Back in November, as well as sticking to Unilever’s target for organic sales growth, Jope also maintained the company’s goal, set out in 2017, of achieving an underlying operating margin of 20% by 2020. At the end of 2018, that metric stood at 18.4%.

Also in attendance in Paris yesterday was Jope’s fellow Scot Graeme Pitkethly, Unilever’s long-standing CFO. “We have a clear and sensible path as Alan and I talked about many times to reach 20% by 2020,” Pitkethly told the conference, before adding: “Now, this isn’t a precise 20.00%, you know, at midnight on the 31st December 2020 but it is one that can be delivered through the savings and reinvestment programs that we have, up and running already, and very well established in the business.”

While Unilever insists the margin target remains in place, the consensus estimate among analysts is for the company to hit 19.8%, so some in the investment community may have shifted their attention more towards the company’s plans for top-line growth. That said, if Unilever doesn’t hit that 20%, there will be some questions about what has stopped it from doing so.

For all that, in the round, the current demands of consumer-goods companies are for more balanced progress on sales and margins; gone (for now?) are the days when many investors (though there will remain exceptions) were looking for a significant up-tick in margins through wide-ranging actions on costs. The troubles at Kraft Heinz will have caused many to think again.

Away from sales and onto sustainability – though Jope believes the two are very much linked. When Jope replaced Paul Polman as Unilever CEO, there was some debate among analysts about whether the new man at the helm would dial down his predecessor’s corporate social responsibility agenda.

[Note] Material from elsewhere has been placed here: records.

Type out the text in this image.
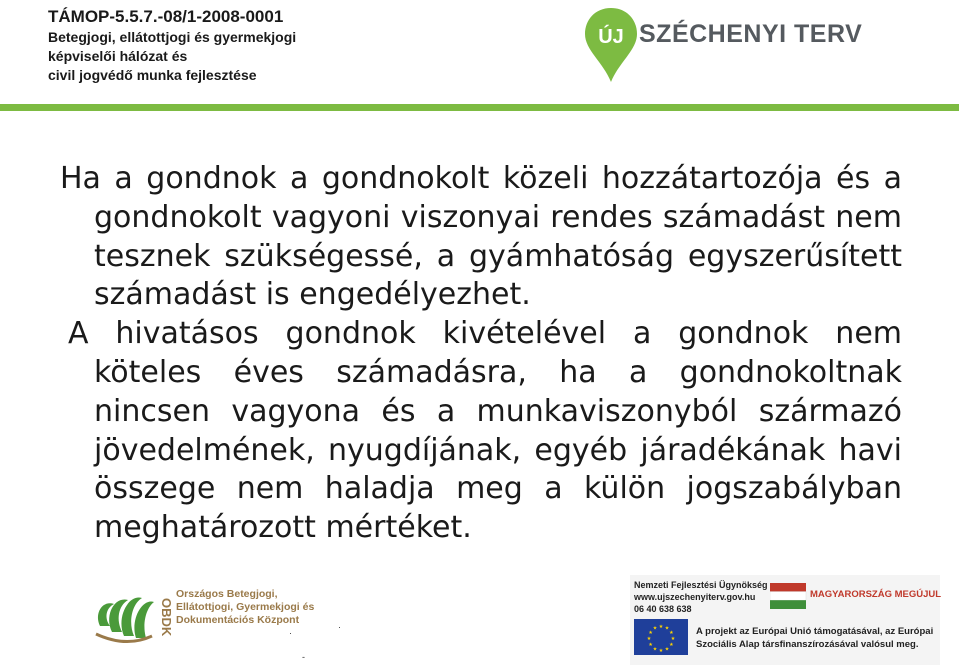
TÁMOP-5.5.7.-08/1-2008-0001
Betegjogi, ellátottjogi és gyermekjogi
képviselői hálózat és
civil jogvédő munka fejlesztése
ÚJ SZÉCHENYI TERV

Ha a gondnok a gondnokolt közeli hozzátartozója és a gondnokolt vagyoni viszonyai rendes számadást nem tesznek szükségessé, a gyámhatóság egyszerűsített számadást is engedélyezhet.

A hivatásos gondnok kivételével a gondnok nem köteles éves számadásra, ha a gondnokoltnak nincsen vagyona és a munkaviszonyból származó jövedelmének, nyugdíjának, egyéb járadékának havi összege nem haladja meg a külön jogszabályban meghatározott mértéket.

OBDK
Országos Betegjogi,
Ellátottjogi, Gyermekjogi és
Dokumentációs Központ
·
·
-
Nemzeti Fejlesztési Ügynökség
www.ujszechenyiterv.gov.hu
06 40 638 638
MAGYARORSZÁG MEGÚJUL
★ ★
★
★
★
★
★
★
★
★
★
★	A projekt az Európai Unió támogatásával, az Európai
Szociális Alap társfinanszírozásával valósul meg.
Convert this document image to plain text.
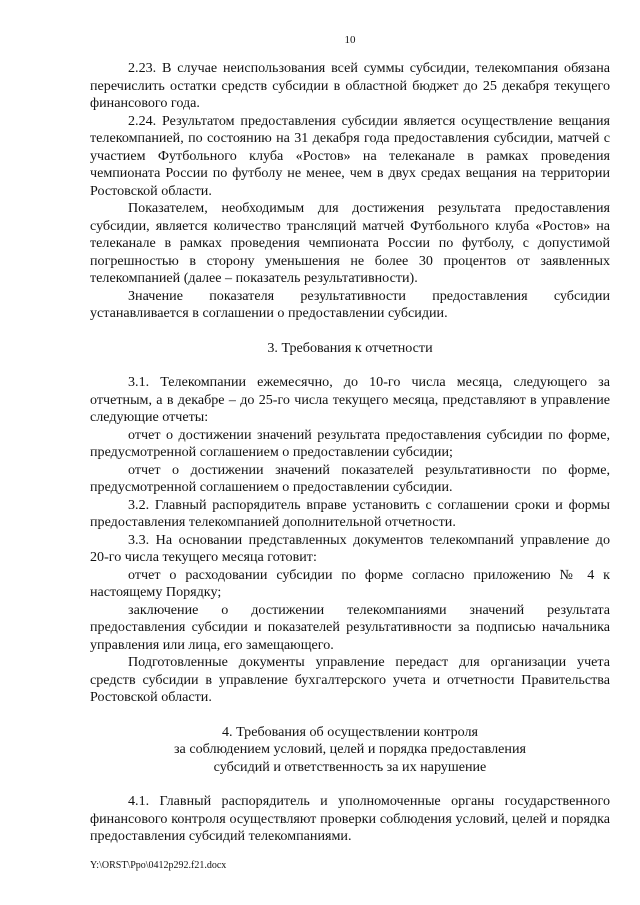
10

2.23. В случае неиспользования всей суммы субсидии, телекомпания обязана перечислить остатки средств субсидии в областной бюджет до 25 декабря текущего финансового года.

2.24. Результатом предоставления субсидии является осуществление вещания телекомпанией, по состоянию на 31 декабря года предоставления субсидии, матчей с участием Футбольного клуба «Ростов» на телеканале в рамках проведения чемпионата России по футболу не менее, чем в двух средах вещания на территории Ростовской области.

Показателем, необходимым для достижения результата предоставления субсидии, является количество трансляций матчей Футбольного клуба «Ростов» на телеканале в рамках проведения чемпионата России по футболу, с допустимой погрешностью в сторону уменьшения не более 30 процентов от заявленных телекомпанией (далее – показатель результативности).

Значение показателя результативности предоставления субсидии устанавливается в соглашении о предоставлении субсидии.

3. Требования к отчетности

3.1. Телекомпании ежемесячно, до 10-го числа месяца, следующего за отчетным, а в декабре – до 25-го числа текущего месяца, представляют в управление следующие отчеты:

отчет о достижении значений результата предоставления субсидии по форме, предусмотренной соглашением о предоставлении субсидии;

отчет о достижении значений показателей результативности по форме, предусмотренной соглашением о предоставлении субсидии.

3.2. Главный распорядитель вправе установить с соглашении сроки и формы предоставления телекомпанией дополнительной отчетности.

3.3. На основании представленных документов телекомпаний управление до 20-го числа текущего месяца готовит:

отчет о расходовании субсидии по форме согласно приложению № 4 к настоящему Порядку;

заключение о достижении телекомпаниями значений результата предоставления субсидии и показателей результативности за подписью начальника управления или лица, его замещающего.

Подготовленные документы управление передаст для организации учета средств субсидии в управление бухгалтерского учета и отчетности Правительства Ростовской области.

4. Требования об осуществлении контроля
за соблюдением условий, целей и порядка предоставления
субсидий и ответственность за их нарушение

4.1. Главный распорядитель и уполномоченные органы государственного финансового контроля осуществляют проверки соблюдения условий, целей и порядка предоставления субсидий телекомпаниями.

Y:\ORST\Ppo\0412p292.f21.docx
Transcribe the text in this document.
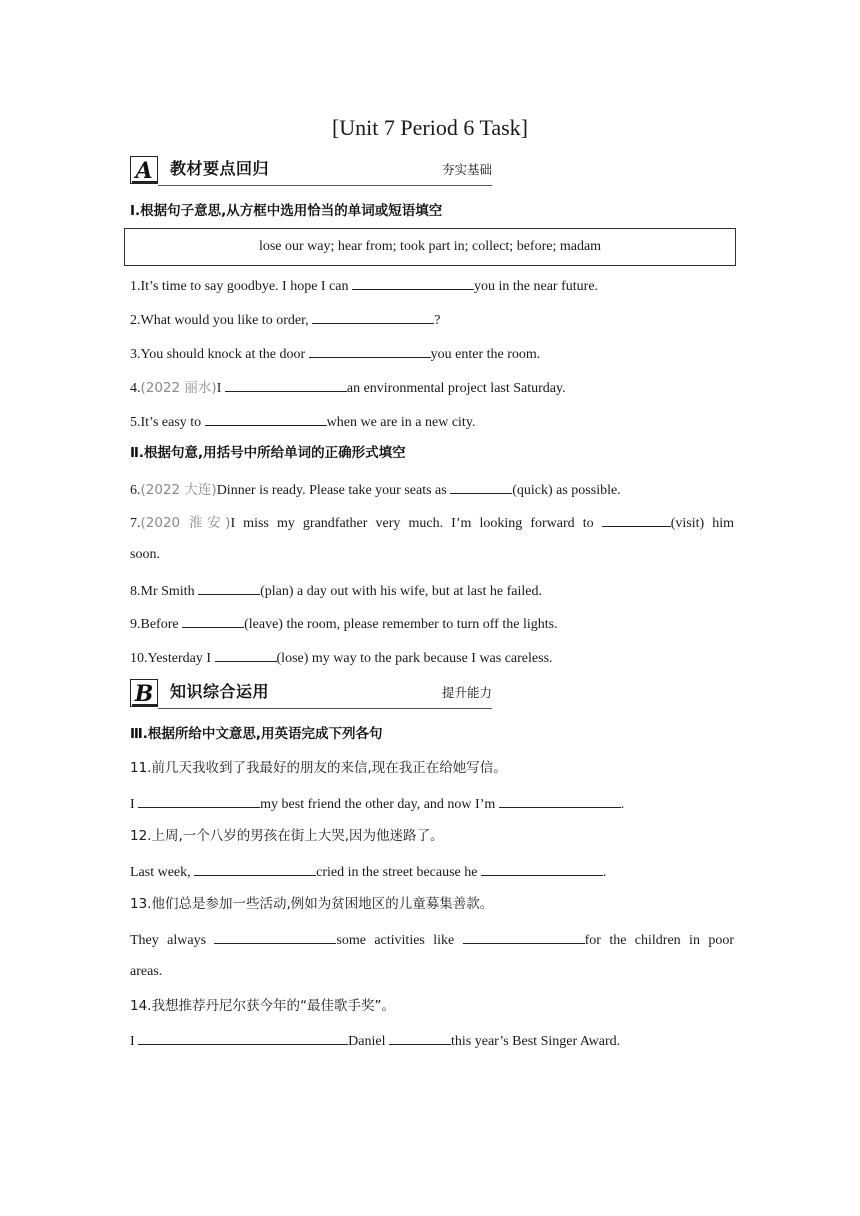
[Unit 7 Period 6 Task]
A 教材要点回归	夯实基础
Ⅰ.根据句子意思,从方框中选用恰当的单词或短语填空
lose our way; hear from; took part in; collect; before; madam
1.It’s time to say goodbye. I hope I can	you in the near future.
2.What would you like to order,	?
3.You should knock at the door	you enter the room.
4.(2022 丽水)I	an environmental project last Saturday.
5.It’s easy to	when we are in a new city.
Ⅱ.根据句意,用括号中所给单词的正确形式填空
6.(2022 大连)Dinner is ready. Please take your seats as	(quick) as possible.
7.(2020 淮安)I miss my grandfather very much. I’m looking forward to	(visit) him
soon.
8.Mr Smith	(plan) a day out with his wife, but at last he failed.
9.Before	(leave) the room, please remember to turn off the lights.
10.Yesterday I	(lose) my way to the park because I was careless.
B 知识综合运用	提升能力
Ⅲ.根据所给中文意思,用英语完成下列各句
11.前几天我收到了我最好的朋友的来信,现在我正在给她写信。
I	my best friend the other day, and now I’m	.
12.上周,一个八岁的男孩在街上大哭,因为他迷路了。
Last week,	cried in the street because he	.
13.他们总是参加一些活动,例如为贫困地区的儿童募集善款。
They always	some activities like	for the children in poor
areas.
14.我想推荐丹尼尔获今年的“最佳歌手奖”。
I	Daniel	this year’s Best Singer Award.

In many respects, it would be difficult not to be less focused on sustainability than Polman. However, Jope devoted a good chunk of his presentation to the performance of Unilever’s “sustainable living brands” – those the company says have an “environmental or societal” purpose and then back that up with action (indeed, ahead of the Paris appearance, Unilever’s press office issued a release detailing how those brands had grown faster than the rest of the portfolio).

“The differential between them and the rest of the portfolio seems to be widening,” Jope said in the French capital. “We believe very, very strongly – and increasingly have the evidence – that the purpose drives growth and so strongly do we believe this that we’re prepared to commit that in future every brand in Unilever’s portfolio will be a brand that competes on purpose.”

What could that mean for Unilever’s food business? More initiatives around environmental and societal impacts for existing brands are likely, as are more deals in areas like plant-based foods. “Plant-based is a mega-trend and so, in addition to things like acquiring The Vegetarian Butcher late last year, we’ve launched a number of vegan products,” Jope said. “I mean, who would have thought that a vegan Magnum, vegan Ben & Jerry’s even? 

“And Knorr recently launched a report in partnership with WWF, which has highlighted the 50 plant foods that we should eat for a healthier and better future. This mega-trend really is informing both our prioritisation, our acquisition and our innovation agendas.”